I took a look at the original scrip in the first program I wrote it in, and knowing what I had planned for it, it felt like something was missing within the feel of it. The first episode was an out and out action-comedy that conflicted rather strongly with the rather grim story that made up the second episode. I loved that first episode, and I didn’t want to lose the ability to laugh at some of the things that happened. It was part of the DNA of the Bryant story, but that DNA still rolled through the more saddening parts of Bryant’s story. They were connected, but keeping them as separate episodes almost seemed to hurt it. They were coming from essentially the same place, but they didn’t connect.
I had to sit and think on why the story went the way it did for a bit, and I realized that the inspiration stylistically, and I’ve always said this was the case, was that of Genndy Tartakovsky. I’ve been watching his animated shows since before I knew those shows had creators int he first place. Dexter’s Laboratory was my first foray into his animation, and that show, while not in the same vein as his later series, probably helped shape the sense of humor that I have today. I still can’t help but laugh whenever I think of the now famous, though gramatically incorrect, words, “Omelette du fromage.” but ater he moved from that series, he moved to some series that, while they still held comedy, there were stakes to the stories. There were jokes that could happen, but they weren’t separated from the danger that would be the main drives of the story arcs. The shows Samurai Jack, Star Wars: The Clone Wars (the miniseries to those not in the know), and Sym-Bionic Titan have absolutely informed how I look at animation, especially in an episodic format. There were comedy elements that came into play, but each of these stories held up on their own when it came to action, and your ability to care what was happening to the characters and why. You didn’t have to be completely goofy with your story, and you didn’t have to be going to the opposite end of the spectrum in order to find the place where a gripping plotline would be available to you and your audience. It could live in a harmony that some still haven’t been quite able to match since these shows went off the air.

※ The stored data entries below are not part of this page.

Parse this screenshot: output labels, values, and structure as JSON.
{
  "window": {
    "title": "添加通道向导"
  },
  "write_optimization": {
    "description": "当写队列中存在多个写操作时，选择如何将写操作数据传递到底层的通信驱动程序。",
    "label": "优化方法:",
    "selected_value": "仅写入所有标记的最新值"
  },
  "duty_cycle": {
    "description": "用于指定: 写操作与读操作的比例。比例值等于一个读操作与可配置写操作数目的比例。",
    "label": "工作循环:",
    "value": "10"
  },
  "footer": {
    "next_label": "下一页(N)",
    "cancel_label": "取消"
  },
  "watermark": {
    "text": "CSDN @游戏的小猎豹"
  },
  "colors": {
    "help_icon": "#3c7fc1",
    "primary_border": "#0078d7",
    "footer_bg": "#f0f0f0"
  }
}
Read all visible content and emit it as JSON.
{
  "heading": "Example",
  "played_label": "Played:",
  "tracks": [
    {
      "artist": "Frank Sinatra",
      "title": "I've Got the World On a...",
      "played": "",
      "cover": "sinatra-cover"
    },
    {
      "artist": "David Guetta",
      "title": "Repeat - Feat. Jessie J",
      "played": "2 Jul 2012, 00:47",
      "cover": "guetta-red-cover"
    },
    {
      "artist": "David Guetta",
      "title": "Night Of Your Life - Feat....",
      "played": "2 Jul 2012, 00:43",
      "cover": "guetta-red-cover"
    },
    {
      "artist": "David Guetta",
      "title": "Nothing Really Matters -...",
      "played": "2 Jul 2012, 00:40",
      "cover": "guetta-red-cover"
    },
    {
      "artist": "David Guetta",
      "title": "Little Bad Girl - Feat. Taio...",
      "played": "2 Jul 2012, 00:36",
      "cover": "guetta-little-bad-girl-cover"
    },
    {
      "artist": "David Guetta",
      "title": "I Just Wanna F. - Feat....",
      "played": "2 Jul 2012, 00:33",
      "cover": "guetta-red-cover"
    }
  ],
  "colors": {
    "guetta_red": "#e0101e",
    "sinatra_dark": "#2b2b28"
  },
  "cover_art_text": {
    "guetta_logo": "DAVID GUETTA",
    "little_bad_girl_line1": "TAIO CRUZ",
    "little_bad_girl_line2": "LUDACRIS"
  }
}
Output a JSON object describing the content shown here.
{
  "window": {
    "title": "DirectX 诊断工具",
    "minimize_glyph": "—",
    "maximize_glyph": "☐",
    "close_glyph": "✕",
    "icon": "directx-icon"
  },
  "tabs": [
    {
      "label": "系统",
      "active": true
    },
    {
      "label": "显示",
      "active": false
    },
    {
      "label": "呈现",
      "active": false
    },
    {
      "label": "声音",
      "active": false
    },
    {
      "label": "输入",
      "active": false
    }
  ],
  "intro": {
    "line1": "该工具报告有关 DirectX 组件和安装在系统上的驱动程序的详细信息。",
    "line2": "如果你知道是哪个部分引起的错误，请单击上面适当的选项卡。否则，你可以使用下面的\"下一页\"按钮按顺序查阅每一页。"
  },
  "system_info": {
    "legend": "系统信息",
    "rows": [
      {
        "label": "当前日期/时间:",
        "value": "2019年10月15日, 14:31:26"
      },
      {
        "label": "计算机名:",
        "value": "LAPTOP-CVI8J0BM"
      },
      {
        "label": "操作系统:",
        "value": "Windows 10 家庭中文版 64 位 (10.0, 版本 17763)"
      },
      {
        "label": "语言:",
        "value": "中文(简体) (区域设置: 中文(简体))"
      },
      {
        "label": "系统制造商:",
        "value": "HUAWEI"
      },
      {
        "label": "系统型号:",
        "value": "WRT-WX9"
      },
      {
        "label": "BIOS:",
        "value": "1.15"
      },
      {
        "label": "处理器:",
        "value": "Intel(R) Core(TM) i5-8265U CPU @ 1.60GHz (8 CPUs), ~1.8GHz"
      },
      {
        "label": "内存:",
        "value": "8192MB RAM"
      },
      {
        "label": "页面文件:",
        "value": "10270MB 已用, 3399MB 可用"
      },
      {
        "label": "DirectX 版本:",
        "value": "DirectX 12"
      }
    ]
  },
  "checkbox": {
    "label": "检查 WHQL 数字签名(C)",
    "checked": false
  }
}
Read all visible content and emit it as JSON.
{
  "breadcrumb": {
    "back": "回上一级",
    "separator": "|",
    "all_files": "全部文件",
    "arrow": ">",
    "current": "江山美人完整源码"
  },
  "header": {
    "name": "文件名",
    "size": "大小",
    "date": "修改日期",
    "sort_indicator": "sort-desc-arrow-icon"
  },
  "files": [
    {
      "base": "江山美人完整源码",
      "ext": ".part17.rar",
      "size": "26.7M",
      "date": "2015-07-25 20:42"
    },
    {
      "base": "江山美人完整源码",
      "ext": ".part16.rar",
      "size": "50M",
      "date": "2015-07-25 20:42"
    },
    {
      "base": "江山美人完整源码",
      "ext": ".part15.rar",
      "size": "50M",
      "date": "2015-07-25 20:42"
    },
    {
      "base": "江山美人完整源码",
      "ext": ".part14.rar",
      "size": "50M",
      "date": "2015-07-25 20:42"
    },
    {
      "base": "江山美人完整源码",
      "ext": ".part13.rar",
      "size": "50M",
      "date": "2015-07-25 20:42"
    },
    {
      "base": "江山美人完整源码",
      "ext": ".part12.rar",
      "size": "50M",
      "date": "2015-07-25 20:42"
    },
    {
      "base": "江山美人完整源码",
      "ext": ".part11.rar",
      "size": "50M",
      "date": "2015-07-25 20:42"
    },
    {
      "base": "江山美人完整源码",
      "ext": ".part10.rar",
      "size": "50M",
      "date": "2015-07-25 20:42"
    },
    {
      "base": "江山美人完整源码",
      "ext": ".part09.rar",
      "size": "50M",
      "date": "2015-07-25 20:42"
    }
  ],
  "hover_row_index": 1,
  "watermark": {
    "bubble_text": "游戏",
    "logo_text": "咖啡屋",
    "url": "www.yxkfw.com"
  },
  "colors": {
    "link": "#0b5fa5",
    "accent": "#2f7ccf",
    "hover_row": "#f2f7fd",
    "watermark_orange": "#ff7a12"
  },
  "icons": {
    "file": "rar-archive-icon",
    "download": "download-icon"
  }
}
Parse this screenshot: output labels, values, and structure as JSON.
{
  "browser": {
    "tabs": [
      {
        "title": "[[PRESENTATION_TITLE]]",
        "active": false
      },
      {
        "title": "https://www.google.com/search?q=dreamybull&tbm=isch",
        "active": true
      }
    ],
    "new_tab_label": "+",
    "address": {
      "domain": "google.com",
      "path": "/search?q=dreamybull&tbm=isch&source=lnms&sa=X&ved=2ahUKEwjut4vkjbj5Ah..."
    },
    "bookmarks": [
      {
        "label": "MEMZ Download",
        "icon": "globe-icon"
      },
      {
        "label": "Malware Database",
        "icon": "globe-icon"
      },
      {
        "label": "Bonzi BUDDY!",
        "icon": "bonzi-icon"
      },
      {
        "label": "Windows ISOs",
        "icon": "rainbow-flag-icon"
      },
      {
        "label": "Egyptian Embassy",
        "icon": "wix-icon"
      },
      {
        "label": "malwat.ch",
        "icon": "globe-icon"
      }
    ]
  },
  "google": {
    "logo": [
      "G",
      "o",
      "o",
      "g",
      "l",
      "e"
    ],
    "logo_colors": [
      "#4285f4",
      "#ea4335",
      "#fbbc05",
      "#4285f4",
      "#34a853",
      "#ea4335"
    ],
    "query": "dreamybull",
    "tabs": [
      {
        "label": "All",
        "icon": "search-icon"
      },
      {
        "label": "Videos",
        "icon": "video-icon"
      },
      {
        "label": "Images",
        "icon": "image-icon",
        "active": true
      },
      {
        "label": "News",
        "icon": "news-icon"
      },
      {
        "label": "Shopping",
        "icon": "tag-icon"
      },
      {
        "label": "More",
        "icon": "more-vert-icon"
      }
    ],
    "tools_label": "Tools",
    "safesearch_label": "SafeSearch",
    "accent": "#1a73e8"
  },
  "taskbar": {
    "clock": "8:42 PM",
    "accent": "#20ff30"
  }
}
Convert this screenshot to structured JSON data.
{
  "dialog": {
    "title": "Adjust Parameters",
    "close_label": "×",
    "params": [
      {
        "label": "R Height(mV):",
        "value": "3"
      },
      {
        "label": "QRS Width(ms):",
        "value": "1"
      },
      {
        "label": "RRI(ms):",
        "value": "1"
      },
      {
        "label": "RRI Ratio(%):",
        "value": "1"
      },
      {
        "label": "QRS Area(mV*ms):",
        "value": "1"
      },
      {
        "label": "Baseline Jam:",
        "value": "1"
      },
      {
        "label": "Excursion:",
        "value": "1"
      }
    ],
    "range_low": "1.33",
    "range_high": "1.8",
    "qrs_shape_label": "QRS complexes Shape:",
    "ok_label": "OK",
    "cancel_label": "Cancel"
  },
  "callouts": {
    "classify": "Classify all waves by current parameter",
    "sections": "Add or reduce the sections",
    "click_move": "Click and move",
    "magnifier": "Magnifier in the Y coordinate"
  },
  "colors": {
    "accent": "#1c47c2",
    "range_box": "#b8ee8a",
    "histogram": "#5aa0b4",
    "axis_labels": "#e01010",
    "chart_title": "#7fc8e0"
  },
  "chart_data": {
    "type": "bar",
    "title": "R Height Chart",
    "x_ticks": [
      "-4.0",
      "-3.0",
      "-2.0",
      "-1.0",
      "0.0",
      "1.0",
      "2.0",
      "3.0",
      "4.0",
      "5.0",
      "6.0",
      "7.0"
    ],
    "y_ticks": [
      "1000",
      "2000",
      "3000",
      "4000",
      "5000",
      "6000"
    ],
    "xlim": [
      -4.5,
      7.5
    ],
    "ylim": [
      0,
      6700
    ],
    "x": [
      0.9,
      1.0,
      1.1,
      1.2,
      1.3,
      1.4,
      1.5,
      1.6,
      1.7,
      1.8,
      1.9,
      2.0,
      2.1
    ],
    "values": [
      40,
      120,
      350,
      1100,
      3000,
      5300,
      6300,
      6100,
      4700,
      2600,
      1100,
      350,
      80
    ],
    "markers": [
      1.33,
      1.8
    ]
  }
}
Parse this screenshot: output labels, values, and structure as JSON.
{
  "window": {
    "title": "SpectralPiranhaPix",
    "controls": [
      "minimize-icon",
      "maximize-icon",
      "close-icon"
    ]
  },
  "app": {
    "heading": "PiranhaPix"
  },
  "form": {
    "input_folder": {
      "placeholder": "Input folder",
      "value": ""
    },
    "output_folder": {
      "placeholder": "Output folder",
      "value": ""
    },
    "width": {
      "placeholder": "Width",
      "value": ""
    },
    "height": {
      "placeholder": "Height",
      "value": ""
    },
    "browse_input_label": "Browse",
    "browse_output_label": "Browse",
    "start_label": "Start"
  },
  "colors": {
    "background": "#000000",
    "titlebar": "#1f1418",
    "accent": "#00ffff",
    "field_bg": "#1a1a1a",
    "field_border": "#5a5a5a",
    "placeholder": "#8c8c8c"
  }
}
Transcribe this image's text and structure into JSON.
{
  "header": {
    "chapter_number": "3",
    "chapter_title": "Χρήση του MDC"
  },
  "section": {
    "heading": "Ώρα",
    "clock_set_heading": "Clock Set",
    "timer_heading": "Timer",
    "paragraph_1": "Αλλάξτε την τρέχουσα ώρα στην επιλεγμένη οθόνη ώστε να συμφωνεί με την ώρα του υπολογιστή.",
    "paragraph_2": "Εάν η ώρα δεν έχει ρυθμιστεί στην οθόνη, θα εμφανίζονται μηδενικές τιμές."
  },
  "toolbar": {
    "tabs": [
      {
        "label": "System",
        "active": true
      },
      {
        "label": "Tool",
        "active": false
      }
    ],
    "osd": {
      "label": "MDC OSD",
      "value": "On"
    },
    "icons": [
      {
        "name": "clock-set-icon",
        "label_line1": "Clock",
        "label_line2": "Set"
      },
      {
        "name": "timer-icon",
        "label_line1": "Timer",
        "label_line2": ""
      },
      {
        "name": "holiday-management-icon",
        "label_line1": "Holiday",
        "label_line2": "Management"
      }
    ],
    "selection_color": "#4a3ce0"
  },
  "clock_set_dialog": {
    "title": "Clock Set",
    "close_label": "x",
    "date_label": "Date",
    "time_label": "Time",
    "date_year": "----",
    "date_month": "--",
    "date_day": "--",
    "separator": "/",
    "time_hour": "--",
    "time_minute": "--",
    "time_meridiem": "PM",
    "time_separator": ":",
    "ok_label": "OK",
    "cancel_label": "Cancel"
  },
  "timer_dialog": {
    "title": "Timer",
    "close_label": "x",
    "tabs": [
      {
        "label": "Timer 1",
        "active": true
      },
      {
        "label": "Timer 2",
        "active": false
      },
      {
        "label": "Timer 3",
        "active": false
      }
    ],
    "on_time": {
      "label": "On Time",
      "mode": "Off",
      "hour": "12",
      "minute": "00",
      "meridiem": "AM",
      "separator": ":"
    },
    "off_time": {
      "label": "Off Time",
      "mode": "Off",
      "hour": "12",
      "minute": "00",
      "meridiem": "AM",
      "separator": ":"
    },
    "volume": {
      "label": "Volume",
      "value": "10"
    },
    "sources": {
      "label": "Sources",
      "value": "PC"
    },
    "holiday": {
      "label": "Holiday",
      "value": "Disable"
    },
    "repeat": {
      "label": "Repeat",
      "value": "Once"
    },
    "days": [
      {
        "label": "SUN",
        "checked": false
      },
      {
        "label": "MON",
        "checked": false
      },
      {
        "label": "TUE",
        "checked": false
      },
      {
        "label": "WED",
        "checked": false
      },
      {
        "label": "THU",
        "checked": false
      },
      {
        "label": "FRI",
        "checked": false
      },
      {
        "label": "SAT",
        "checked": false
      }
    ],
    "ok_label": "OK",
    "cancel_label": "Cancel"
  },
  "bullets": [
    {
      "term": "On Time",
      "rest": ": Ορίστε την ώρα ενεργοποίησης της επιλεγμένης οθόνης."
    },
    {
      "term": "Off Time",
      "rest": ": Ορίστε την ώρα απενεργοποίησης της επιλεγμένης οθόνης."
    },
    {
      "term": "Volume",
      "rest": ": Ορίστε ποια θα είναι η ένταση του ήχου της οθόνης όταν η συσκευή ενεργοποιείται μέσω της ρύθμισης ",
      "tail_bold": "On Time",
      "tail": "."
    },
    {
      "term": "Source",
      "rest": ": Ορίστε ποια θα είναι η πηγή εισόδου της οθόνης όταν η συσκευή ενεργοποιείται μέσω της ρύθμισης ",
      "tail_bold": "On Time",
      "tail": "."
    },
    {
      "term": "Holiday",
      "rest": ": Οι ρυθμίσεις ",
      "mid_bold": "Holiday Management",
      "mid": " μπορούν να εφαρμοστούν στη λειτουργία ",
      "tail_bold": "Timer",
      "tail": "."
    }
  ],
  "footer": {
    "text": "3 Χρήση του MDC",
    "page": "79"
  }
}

I realized that what I waas wanting to do with the Bryant script was, yes, something of my own, but there was the imprint of Tartakovsky’s previous work all over the words that were flowing out of my fingers, whether it was the comedic, but action packed first episode, or the grim and solemn second episode. That was my connecting thread; I needed to bring those two sensations together to create that fusion that would be able to dance with a life that you could only really get in the animation that I felt it was born to be in. So, that’s what I started doing tonight. There are some jokes, but I’m taking a chunk of what was in the second script, and actually moving it to the front of the first script, while cutting the second back a bit. The beautiful thing is, it’s seeming like it’s starting to click. I’m able to get that classic action design from Samurai Jack in my head, the pace of Sym-Bionic Titan, and some of the comedy of Dexter’s Laboratory, which were all present in the previous drafts, but didn’t really start to shine until I brought them together. In other words; I’m getting Jack’s journey, and getting to eat Dexter’s omelette du fromage, too.